KF: Sie forschen zu «diskriminierungskritischen Kunstpraxen» und haben vor Kurzem gemeinsam mit Anne Wiederhold die zweite Auflage des Buchs «Kunstpraxis in der Migrationsgesellschaft» herausgegeben. Worin liegt aus Ihrer Sicht das Potenzial künstlerischer Positionen, einen Beitrag zu einer vielfältigeren Gesellschaft zu leisten?
IP: Fragen von Zugehörigkeiten in heterogenen Gemeinschaften gewinnen gesellschaftlich immer mehr an Bedeutung. Indem der Kulturbetrieb ständig Bilder über Gesellschaft erzeugt, verhandelt er eben auch die Frage mit, wer wir als Gesellschaft sind und wer hier dazugehört. Das ist, wie ich finde, doch eine wahnsinnig spannende Frage, die nicht aussen vorgelassen werden sollte. Abseits davon ist es eine Bereicherung, mit verschiedenen Stimmen zu arbeiten und diese zu hören, weil der eigene persönliche und institutionell-professionelle Radius erweitert wird.
Begnügen wir – all jene, die Projekte im Kulturbetrieb machen und machen wollen – uns einfach nicht mit einem gut gemeinten Projekt. Ein gut gemeintes Projekt ist nicht gut genug. In unserer Arbeit ist ein transformativer Ansatz wichtig: sich strukturell verändern, sich in die Rolle der Lernenden begeben, Dinge ausprobieren. Das braucht Zeit.
Ivana Pilić ist Co-Kuratorin von «D/Arts – Projektbüro für Diversität und urbanen Dialog» und forscht an der interuniversitären Einrichtung Wissenschaft und Kunst zu diskriminierungskritischen Kunstpraxen. Im März 2021 hat sie gemeinsam mit Anne Wiederhold die zweite Auflage des Buchs «Kunstpraxis in der Migrationsgesellschaft» herausgegeben.

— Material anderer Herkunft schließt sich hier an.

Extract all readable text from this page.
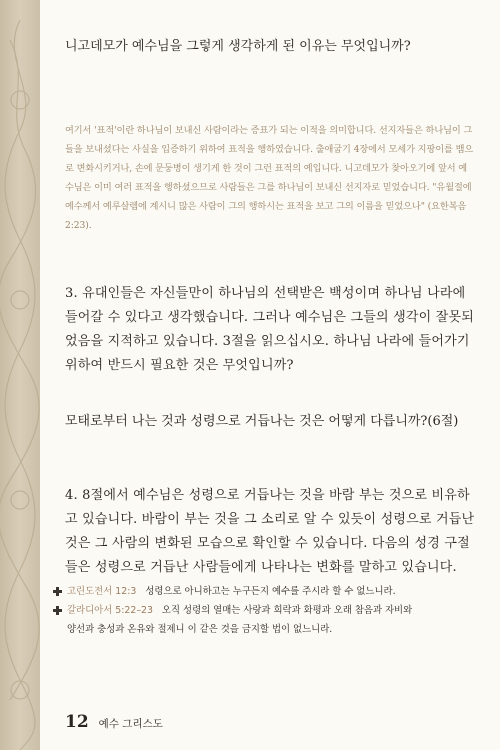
니고데모가 예수님을 그렇게 생각하게 된 이유는 무엇입니까?

여기서 '표적'이란 하나님이 보내신 사람이라는 증표가 되는 이적을 의미합니다. 선지자들은 하나님이 그들을 보내셨다는 사실을 입증하기 위하여 표적을 행하였습니다. 출애굽기 4장에서 모세가 지팡이를 뱀으로 변화시키거나, 손에 문둥병이 생기게 한 것이 그런 표적의 예입니다. 니고데모가 찾아오기에 앞서 예수님은 이미 여러 표적을 행하셨으므로 사람들은 그를 하나님이 보내신 선지자로 믿었습니다. "유월절에 예수께서 예루살렘에 계시니 많은 사람이 그의 행하시는 표적을 보고 그의 이름을 믿었으나" (요한복음 2:23).

3. 유대인들은 자신들만이 하나님의 선택받은 백성이며 하나님 나라에 들어갈 수 있다고 생각했습니다. 그러나 예수님은 그들의 생각이 잘못되었음을 지적하고 있습니다. 3절을 읽으십시오. 하나님 나라에 들어가기 위하여 반드시 필요한 것은 무엇입니까?

모태로부터 나는 것과 성령으로 거듭나는 것은 어떻게 다릅니까?(6절)

4. 8절에서 예수님은 성령으로 거듭나는 것을 바람 부는 것으로 비유하고 있습니다. 바람이 부는 것을 그 소리로 알 수 있듯이 성령으로 거듭난 것은 그 사람의 변화된 모습으로 확인할 수 있습니다. 다음의 성경 구절들은 성령으로 거듭난 사람들에게 나타나는 변화를 말하고 있습니다.

고린도전서 12:3 성령으로 아니하고는 누구든지 예수를 주시라 할 수 없느니라.
갈라디아서 5:22–23 오직 성령의 열매는 사랑과 희락과 화평과 오래 참음과 자비와
양선과 충성과 온유와 절제니 이 같은 것을 금지할 법이 없느니라.
12 예수 그리스도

Der Balken in meinem Auge ist eine geteilte Rubrik von Coucou und Zollfreilager, dem Kulturmigrations-Observatorium der ZHdK. Die darin erscheinenden Interviews beleuchten die Kultur, ihre Praxen und Politiken als Frage der Multiperspektivität. Das Interview mit Ivana Pilić wurde von Katharina Flieger am 1. April 2021 via Telefon geführt, eine gekürzte Fassung des Textes wurde in der Frühlingsausgabe der «Schweizer Museumszeitschrift» publiziert.
Katharina Flieger ist Kulturpublizistin, sie lebt und arbeitet in Winterthur (fliegercorti.ch).
Lilian Caprez ist Illustratorin, sie zeichnet und lebt in Winterthur.